All too often, city residents ignore what happens underneath their feet, realizing after an unexpected explosion or other incident, the sheer amount of design, construction and maintenance talent supporting energy and infrastructure layers that are the foundation of our above-ground lifestyles, businesses and environments.
The engineering and navigation of sub-surface operations, rights-of-way and easements is an archeology of municipal records, archiving the civilization of urban spaces. All too often, such records are scattered, in public and private collections, subject to being lost, mishandled, unauthenticated or simply forgotten.
When the emergency happens, multiple agencies of federal, state and local government, utilities, commercial and residential property owners, insurers and others get involved to re-generate collective memory of what broke, what is worth fixing to status quo ante, and what would be best replaced with newer, more resilient infrastructure and technology. Reconstruction is delayed because of the information that is missing or needs to be revalidated. Insurance settlements and new premium rates reflect the information delays and asymmetries.

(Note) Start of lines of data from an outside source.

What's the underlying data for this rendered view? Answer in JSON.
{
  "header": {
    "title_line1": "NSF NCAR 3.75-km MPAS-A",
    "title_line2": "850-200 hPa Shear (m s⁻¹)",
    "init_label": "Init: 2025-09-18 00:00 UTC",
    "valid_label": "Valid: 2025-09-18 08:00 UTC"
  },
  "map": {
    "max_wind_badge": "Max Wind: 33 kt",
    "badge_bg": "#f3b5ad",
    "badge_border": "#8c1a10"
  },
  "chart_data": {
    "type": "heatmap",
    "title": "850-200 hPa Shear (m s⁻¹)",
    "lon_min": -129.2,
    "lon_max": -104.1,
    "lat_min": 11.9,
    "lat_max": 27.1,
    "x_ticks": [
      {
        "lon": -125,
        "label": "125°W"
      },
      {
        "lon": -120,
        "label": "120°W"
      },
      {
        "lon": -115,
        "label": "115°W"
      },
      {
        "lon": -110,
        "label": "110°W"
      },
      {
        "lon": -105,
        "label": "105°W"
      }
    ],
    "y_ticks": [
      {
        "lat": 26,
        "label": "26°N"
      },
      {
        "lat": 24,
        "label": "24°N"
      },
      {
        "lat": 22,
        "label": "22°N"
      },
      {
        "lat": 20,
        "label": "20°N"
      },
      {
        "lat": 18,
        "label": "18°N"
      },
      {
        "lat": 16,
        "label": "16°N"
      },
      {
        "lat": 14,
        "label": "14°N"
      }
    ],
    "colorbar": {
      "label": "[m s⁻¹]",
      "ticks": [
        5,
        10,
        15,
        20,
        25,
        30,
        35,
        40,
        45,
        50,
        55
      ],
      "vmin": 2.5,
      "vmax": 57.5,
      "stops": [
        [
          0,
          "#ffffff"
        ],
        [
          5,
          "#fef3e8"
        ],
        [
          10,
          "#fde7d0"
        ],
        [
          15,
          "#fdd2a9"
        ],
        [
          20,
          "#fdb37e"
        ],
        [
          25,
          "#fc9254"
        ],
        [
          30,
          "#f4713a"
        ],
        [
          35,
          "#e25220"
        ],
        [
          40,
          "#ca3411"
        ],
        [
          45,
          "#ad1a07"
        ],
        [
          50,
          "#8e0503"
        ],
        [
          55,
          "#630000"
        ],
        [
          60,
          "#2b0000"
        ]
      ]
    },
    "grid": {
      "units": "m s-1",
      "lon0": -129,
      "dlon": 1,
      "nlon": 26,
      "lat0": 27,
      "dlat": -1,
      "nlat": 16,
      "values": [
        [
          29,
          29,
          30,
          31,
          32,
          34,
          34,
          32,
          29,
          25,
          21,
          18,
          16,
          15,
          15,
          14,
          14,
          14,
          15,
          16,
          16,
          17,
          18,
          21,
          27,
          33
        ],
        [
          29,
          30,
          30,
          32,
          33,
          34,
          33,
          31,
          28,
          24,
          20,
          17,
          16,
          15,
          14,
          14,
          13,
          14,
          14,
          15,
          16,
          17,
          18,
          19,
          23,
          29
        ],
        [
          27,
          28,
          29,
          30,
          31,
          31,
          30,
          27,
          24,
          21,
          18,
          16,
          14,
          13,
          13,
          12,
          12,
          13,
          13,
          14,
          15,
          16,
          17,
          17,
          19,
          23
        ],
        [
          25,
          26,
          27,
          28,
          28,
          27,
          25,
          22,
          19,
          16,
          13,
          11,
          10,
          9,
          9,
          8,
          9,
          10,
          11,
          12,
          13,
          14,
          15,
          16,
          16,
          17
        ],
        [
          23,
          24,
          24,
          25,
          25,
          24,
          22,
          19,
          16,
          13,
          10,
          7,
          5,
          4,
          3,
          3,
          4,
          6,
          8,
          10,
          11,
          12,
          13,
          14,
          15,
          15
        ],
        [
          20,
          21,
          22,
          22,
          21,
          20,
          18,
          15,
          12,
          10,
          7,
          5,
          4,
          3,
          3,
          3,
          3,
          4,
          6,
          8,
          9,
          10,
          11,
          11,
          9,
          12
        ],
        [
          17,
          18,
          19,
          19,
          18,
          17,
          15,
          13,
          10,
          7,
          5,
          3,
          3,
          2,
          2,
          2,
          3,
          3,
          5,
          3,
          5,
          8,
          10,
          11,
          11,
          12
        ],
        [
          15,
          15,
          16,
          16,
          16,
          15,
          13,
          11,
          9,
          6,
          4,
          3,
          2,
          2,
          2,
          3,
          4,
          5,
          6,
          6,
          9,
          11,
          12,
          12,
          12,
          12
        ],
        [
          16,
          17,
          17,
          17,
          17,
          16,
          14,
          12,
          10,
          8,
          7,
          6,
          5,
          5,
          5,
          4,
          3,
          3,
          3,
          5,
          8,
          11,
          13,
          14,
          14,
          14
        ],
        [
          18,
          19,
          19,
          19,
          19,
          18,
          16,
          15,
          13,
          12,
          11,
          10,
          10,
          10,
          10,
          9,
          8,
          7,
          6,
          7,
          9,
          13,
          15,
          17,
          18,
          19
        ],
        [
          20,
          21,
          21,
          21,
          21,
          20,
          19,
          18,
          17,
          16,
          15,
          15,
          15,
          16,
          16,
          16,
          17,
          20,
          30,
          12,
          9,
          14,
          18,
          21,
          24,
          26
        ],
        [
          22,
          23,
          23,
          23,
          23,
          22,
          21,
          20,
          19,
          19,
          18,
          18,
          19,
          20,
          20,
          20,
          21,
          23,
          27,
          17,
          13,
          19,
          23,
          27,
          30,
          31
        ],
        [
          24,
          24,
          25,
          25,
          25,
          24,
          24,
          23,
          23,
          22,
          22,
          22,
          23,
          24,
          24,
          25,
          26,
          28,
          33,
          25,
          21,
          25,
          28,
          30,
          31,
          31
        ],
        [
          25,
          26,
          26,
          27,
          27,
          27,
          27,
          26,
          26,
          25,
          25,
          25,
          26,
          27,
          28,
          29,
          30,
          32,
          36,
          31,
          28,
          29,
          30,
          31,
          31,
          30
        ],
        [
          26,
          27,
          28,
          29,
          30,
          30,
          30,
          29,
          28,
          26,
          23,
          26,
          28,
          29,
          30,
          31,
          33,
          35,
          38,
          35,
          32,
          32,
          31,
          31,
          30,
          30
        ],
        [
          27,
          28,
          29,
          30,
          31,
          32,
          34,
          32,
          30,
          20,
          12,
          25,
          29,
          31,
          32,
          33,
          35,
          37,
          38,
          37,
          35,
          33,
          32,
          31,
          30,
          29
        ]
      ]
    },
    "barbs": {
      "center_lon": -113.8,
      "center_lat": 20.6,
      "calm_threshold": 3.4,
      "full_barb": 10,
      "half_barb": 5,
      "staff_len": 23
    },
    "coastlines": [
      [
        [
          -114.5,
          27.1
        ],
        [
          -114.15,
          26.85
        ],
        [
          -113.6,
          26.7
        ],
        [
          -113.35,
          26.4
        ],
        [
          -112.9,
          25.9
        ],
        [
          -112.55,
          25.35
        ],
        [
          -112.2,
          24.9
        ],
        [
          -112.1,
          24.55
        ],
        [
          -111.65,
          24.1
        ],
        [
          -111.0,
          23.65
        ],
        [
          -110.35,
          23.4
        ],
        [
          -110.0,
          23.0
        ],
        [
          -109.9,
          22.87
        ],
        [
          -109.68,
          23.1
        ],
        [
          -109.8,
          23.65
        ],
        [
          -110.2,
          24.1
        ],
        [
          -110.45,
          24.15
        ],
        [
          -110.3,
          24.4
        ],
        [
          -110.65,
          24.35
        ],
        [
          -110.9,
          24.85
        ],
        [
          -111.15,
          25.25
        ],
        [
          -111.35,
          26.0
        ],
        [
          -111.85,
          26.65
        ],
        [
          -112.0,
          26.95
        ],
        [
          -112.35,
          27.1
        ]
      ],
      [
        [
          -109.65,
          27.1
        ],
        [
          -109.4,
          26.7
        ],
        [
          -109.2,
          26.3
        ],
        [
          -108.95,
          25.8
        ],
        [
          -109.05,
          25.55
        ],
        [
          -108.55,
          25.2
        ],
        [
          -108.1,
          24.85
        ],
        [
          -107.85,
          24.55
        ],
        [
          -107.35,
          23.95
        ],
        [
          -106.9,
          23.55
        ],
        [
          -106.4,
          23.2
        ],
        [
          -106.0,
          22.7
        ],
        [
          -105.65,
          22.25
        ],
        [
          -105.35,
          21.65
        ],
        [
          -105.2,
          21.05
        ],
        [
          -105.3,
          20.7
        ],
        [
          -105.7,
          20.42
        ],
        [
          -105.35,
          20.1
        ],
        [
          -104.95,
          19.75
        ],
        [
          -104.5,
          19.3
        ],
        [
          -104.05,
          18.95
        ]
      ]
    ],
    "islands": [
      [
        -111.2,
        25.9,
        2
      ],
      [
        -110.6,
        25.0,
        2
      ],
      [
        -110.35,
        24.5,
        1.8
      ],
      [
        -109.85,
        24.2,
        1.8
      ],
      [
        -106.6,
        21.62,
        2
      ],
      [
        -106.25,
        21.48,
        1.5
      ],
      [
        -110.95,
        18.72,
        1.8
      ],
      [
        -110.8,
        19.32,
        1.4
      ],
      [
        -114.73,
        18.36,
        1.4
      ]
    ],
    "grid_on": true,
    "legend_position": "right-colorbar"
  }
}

Transparency tools, such as building information models geospatially organized like a three-ring binder to align with a shared accurate street base map can start the process of planning for more sustainable and resilient systems. In turn, the models permit stress-tests and aging scenarios that improve collaborative reconstruction of sub-surface systems, and even identify vacant vault space or recyclable heat and water that can be used by smart buildings to reduce energy costs and environmental impacts.